Influential government advisers are deciding Thursday how best to expand the nation’s COVID-19 booster campaign, including whether and when it’s OK to “mix and match” brands for the extra dose.
The advisers to the Centers for Disease Control and Prevention are slated to discuss who should get extra doses of the Moderna or Johnson & Johnson vaccines — and the bigger question of getting a different brand for the booster than people’s original vaccination.
The Food and Drug Administration authorized both steps Wednesday, as part of a federal push to broaden booster access for the U.S. public. But the CDC, guided by its advisory panel, provides the final blessing.
About two-thirds of Americans eligible for COVID-19 shots are fully vaccinated, and several million have gotten additional doses of Pfizer’s vaccine after the FDA and CDC gave that go-ahead last month. While health authorities hope boosters will shore up waning immunity against milder coronavirus infections, all the vaccines still offer strong protection against hospitalizations and death — and getting the unvaccinated their first shots remain a priority.
“For most individuals, in most circumstances, death from COVID-19 is vaccine-preventable,” said CDC adviser Dr. Matthew Daley of Kaiser Permanente Colorado.
Thursday’s meeting promises tough decisions, just like the panel faced with Pfizer’s boosters. Ultimately those boosters were recommended for everyone 65 and older, nursing home residents, and younger adults at increased risk of infection because of health problems, jobs or living conditions. That includes healthcare workers, teachers and people in jails or homeless shelters.

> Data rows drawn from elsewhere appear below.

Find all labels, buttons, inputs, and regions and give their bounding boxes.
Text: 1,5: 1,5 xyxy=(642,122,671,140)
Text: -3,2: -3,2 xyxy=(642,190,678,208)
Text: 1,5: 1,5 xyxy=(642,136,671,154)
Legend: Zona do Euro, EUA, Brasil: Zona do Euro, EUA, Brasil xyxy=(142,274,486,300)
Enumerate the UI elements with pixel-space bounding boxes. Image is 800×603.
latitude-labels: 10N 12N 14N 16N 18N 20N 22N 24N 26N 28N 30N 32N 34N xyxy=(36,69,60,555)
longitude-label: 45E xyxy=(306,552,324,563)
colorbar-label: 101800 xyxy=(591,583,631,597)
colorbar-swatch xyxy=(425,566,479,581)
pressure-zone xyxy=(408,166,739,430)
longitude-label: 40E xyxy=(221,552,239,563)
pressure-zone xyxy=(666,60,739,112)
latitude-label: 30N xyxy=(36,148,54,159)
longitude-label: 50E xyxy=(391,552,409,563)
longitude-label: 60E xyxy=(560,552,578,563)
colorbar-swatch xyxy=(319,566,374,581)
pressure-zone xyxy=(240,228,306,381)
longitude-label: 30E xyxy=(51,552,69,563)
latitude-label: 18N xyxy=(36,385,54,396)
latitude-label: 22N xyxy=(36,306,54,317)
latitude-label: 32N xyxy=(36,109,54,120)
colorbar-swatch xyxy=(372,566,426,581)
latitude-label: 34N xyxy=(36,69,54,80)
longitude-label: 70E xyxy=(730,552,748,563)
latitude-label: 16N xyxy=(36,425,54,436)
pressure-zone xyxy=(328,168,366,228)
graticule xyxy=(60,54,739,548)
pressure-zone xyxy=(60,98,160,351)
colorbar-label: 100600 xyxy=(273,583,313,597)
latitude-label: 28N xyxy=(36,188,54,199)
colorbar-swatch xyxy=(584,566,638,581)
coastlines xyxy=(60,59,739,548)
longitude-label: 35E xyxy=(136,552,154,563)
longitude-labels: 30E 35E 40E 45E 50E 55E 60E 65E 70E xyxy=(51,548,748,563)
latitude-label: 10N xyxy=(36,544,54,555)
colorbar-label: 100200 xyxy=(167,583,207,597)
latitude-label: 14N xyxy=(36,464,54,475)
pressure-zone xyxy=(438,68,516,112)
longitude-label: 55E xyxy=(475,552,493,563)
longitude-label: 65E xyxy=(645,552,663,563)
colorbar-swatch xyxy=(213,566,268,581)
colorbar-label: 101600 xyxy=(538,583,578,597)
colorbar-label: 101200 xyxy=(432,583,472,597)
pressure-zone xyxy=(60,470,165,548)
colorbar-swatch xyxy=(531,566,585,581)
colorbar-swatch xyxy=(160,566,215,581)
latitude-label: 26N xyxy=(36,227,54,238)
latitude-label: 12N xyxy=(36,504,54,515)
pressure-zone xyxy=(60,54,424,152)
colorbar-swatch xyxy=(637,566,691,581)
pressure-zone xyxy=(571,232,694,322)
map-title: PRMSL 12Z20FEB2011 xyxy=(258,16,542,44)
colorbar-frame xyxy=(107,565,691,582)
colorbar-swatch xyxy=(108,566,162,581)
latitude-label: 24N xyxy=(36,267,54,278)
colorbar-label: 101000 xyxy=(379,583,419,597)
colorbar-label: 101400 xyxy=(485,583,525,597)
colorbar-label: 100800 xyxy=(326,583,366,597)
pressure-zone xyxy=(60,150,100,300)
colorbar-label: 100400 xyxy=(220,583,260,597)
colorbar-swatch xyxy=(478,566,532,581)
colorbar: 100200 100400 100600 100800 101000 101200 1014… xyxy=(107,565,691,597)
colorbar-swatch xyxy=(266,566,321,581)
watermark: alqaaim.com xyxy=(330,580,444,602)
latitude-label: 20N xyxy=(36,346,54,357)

The FDA cleared Moderna’s half-dose booster for those same groups, also six months after the last shot.
But for J&J’s single-shot vaccine, the FDA said all U.S. recipients need wait only two months following their initial vaccination. The agency said any adult who got the J&J shot should be eligible for a booster — a decision driven by research showing a single J&J dose was significantly less effective than a two-dose Pfizer or Moderna.
As for the mix-and-match question, the FDA opened the way for anyone eligible for a booster to get any of the country’s three authorized brands for that extra dose. The FDA stressed the practicality of being able to get whatever booster a particular pharmacy or clinic is offering, particularly in nursing homes and other institutional settings where residents have received different shots over time.